Je discute énormément avec la Maman qui à passer trois années en France à étudier la Mode et qui finit fermière au beau milieu des montagnes WTF ?! et me demande comment marche les manifestations françaises, si les journalistes sont des chiens du gouvernement, si le bio est important en France etc … Je pense avoir vachement rehaussé son respect pour la France en lui racontant l’importance de la liberté d’expression, le repas bio hebdomadaire dans les cantines françaises et le défilé des tracteurs dans Paris début Septembre si une révolte des agriculteurs à lieu dans le coin cette année, ce sra ptètre de ma faute … :S

 

Blog4

Même si cet aspect de leur personnalité est assez spécial, ils n’en sont pas moins des hôtes charmants autant que possible au beau milieu des montagnes avec un train de vie digne de paysans du XVème siècle …. Quand je tente de m’ouvrir les veines à l’aide d’une baguette suite à mon dégout de Moi-Même après trois jours sans me laver, ils me font gentiment chauffer de l’eau pour me permettre de faire une petite toilette les conditions de vie font que je ne peux pas le faire moi-même. Yuri-san, la maman, m’a initié à la cérémonie du thé sur la table de jardin dans des poteries ébréchées mais j’étais contente, lorsqu’ils remarquent que l’eau du bain hebdomadaire est trop chaude pour moi 60°C MA GUEULE ils descendent la température à 40°C joie \o/.

C’est une famille très gentille qui prend soin de moi mais qui manque parfois cruellement de bon sens : travailler dans les champs sans gants dans une montagne réputée pour ses champignons vénéneux, serpents et autres trucs mortels qui apparaissent soudain entre deux brins d’herbe est tout simplement stupide. Idem pour le travail du bois. Aucun casque ni lunettes de protection lors de l’utilisation d’instruments d’ébénisterie assourdissants.

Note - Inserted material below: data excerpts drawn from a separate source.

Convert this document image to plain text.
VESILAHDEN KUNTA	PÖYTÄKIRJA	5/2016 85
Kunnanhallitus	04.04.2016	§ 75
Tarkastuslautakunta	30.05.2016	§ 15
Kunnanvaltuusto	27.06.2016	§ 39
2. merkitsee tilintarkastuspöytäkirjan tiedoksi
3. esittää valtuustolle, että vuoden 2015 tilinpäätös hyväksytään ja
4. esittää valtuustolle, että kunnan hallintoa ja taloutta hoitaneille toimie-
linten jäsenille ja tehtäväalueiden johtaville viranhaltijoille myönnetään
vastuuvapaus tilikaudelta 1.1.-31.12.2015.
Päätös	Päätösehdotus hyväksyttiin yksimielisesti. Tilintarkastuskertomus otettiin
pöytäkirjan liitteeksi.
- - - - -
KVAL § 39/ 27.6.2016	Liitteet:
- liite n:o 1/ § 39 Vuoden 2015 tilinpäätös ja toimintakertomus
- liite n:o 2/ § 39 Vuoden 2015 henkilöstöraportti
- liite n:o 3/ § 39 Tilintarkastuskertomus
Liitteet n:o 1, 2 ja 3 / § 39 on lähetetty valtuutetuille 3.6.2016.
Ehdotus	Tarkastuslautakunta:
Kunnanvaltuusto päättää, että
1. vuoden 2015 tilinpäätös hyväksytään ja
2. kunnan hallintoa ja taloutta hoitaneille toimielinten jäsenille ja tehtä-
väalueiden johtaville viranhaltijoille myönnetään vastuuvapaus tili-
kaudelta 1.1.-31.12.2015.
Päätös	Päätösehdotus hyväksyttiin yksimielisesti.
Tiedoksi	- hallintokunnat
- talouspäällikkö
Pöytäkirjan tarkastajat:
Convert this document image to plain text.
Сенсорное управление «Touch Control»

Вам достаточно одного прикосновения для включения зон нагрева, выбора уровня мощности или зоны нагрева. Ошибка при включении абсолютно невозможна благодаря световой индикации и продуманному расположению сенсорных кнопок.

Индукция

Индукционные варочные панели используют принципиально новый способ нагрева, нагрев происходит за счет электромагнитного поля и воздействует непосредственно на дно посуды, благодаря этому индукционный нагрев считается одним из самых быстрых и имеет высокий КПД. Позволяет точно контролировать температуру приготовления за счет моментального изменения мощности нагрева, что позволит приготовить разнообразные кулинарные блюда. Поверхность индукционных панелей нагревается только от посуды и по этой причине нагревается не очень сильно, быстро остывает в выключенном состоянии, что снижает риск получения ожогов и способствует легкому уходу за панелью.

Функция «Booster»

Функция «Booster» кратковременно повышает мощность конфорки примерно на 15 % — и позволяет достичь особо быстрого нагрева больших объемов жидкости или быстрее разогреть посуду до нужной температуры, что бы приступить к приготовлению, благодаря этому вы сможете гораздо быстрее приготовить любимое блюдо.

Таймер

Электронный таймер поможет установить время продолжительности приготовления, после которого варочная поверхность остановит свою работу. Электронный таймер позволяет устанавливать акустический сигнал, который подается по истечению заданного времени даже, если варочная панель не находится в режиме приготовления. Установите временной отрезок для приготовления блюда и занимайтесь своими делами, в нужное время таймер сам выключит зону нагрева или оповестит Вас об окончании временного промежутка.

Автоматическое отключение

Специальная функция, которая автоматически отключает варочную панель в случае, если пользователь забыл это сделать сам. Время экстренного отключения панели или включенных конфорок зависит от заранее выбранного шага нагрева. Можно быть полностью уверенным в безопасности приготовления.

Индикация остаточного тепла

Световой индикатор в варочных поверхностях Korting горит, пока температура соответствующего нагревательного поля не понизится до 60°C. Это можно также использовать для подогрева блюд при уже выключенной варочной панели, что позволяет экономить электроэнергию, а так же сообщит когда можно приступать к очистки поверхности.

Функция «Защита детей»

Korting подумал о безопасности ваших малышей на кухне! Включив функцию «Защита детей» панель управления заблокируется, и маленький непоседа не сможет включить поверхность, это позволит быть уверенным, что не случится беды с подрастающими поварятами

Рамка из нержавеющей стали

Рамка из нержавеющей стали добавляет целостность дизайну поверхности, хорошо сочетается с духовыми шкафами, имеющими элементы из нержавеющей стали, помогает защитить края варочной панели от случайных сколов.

En ce qui me concerne, je n’hésite plus à sortir mes boules quies et la paire de gants dénichés dans un des cartons du poulailler merci, je tiens à mes mains et mon ouïe !

.

Blog1

Enfin, dernière chose qui horrifie l’animatrice de Centre de Loisirs qui est en moi : la sécurité morale et physique des enfants ! En plus de ne pas aller à l’école (ils étudient 6h par semaines par eux-mêmes), les enfants doivent aider chaque jour dans les différents travaux de la ferme et ainsi manipuler les outils merdiques et dangereux à disposition manipulation d’un couteau de boucher rouiller jusqu’au manche pour hacher le potiron destiné aux poulets, transporter une brouette de 15Kg pleine de terre et devoir tout étaler sur le champs de blé. Très sauvages au début, les enfants commencent doucement à m’adopter : malgré les demandes répétées de leur Mère, je leur parle en japonais et non en anglais ! Lorsque je considère que le travail demandé est trop difficile ou trop dangereux pour eux, je fais en sorte de prendre les choses en mains pour leur éviter une mort précoce (notez que refus de civilisation = refus de vaccins, médicaments et autres soins qui fait intervenir des produits « chimiques »).

Je suis passée de Kanojô (« elle ») à Kuroé-san*, puis Kuro-chan et enfin Nee-chan (« Grande Sœur », appellation affective donnée à une personne plus âgée).

Ils ont beau être très gentils, me demande quand même s’il ne faudrait pas alerter les services sociaux …

 

337

 

Plus qu’une semaine avant mon retour à la civilisation !

La semaine prochaine : retour sur mon quotidien, ce que j’apprends ici et comment j’occupe mes rares jours de congés (les Mercredi).

Merci pour vos nombreux messages de soutiens qui ont adoucies mes rudes journées ! Pardon à ceux qui ont vu ma tête de déterrée pas lavée sur Skype et qui en ont fait des cauchemars ! Promis, dès Dimanche 8 je redeviens humaine !

MaisonShichida

N'oubliez pas, pour plus de photos, rendez-vous sur mon Flickr !

(lien dans la colonne de droite =D)

.

* "chan" est un suffixe de politesse en japonais : on utilise "san" pour les personnes peu connues ou de rang supérieur, "chan" pour les femmes/fillettes proches et "kun" pour les hommes ou garçons de notre entourage.